Земля дрожала от близкого боя зениток. Гул самолётов, гудки паровозов сливались в невыносимый давящий рёв. Зорька не слышала своих слов и всё-таки продолжала кричать, будто те, проклятые, могли услышать её в своих самолётах.

Неожиданно перед собой она увидела серое лицо Николая Ивановича. Он с силой надавил Зорькино плечо, пригибая её к земле.

Зорька упала на матрацы и тут же снова вскочила на колени, оглядываясь на директора.

— Сбили! Сбили! — крикнула она, показывая пальцем на второй дымный след.

Ещё один самолёт отстал от строя и, снижаясь, пошёл на запад. Хвост у него задымился, заиграл красноватыми язычками огня.

Остальные бомбардировщики развернулись и пошли на город, далеко огибая станцию. Оттуда донеслось громыхание разрывов. Над городом, то в одной стороне, то в другой, начали подниматься чёрные столбы дыма.

Из-за вагонов снова показался начальник станции.

— Давай погрузку! — крикнул он. — На этот раз пронесло!

Зорька собрала рассыпанные тарелки и побежала к своему вагону.

«Сбили! Сбили! — ликовала она. — Прямо на глазах сбили!»

Сумеречное небо в той стороне, где был город, будто раскалённое, полыхало красновато-вишнёвым заревом.

«Бабушка! — вдруг подумала Зорька. — Там же в городе бабушка!» Бомбят её город, её бабушку…

Бессильные слёзы ослепили Зорьку. Из бушующего над городом зарева доносились глухие разрывы. Один, другой, третий…

«Фашисты! Дурацкие фашисты!» Плача и ругаясь, Зорька швырнула на землю тарелки, подняла обломок кирпича и изо всех сил швырнула его в небо. Кирпич описал дугу, стукнулся обо что-то железное и скатился.
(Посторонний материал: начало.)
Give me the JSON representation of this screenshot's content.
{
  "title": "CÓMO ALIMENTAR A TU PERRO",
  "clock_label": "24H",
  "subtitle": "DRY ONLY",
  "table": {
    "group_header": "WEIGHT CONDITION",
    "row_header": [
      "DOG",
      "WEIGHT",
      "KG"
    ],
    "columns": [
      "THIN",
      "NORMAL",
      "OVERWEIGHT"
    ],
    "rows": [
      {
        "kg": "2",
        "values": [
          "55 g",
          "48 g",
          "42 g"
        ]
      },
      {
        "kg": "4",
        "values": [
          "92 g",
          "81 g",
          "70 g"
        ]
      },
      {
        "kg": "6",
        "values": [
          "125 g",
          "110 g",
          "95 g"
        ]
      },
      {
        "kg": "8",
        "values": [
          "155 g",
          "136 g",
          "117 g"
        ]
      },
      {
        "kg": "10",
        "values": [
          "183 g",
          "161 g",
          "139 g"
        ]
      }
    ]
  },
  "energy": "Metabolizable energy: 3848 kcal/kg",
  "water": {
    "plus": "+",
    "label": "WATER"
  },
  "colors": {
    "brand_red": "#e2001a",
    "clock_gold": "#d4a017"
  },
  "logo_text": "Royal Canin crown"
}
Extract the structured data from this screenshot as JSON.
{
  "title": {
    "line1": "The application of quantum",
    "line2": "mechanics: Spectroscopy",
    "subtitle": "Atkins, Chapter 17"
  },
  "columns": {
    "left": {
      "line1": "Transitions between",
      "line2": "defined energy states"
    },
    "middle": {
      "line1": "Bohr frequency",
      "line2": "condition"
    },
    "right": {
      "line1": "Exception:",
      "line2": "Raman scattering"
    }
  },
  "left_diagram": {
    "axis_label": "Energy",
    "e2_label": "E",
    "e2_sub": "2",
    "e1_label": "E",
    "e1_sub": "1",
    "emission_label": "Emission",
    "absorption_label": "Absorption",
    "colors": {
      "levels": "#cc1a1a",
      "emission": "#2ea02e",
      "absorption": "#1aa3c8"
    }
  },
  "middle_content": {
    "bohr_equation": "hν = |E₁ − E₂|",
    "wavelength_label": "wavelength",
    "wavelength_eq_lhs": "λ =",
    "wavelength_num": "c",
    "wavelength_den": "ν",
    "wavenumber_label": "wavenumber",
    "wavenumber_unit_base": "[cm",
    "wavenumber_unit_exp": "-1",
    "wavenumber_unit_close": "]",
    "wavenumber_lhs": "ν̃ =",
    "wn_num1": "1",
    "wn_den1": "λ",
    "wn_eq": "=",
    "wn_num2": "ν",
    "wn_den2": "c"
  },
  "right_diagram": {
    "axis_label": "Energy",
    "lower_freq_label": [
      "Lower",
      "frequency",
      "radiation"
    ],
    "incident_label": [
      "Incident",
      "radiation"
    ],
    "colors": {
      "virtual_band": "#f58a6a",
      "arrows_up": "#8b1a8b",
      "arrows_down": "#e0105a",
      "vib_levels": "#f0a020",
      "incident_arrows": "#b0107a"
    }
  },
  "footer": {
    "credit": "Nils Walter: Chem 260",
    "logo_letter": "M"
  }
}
Зорька нагнулась, схватила другой обломок…

— Эт-то ещё что такое?! — внезапно услышала она негодующий повелительный голос.

Сжимая в руке камень, Зорька быстро повернулась на возглас, не совсем понимая, к кому он относится.

Зажав палку под мышкой, к Зорьке почти подбежал Степан Фёдорович Кузьмин.

— Сейчас же отдай камень! — приказал он.

Зорька спрятала за спину руку с камнем. Она не совсем поняла, что он от неё хочет, и в то же время почувствовала внезапно какую-то непонятную вину.

— Та-ак…

Кузьмин вдруг резко согнулся, будто переломился пополам, больно сжал Зорькин кулак твёрдыми холодными пальцами и выкрутил камень.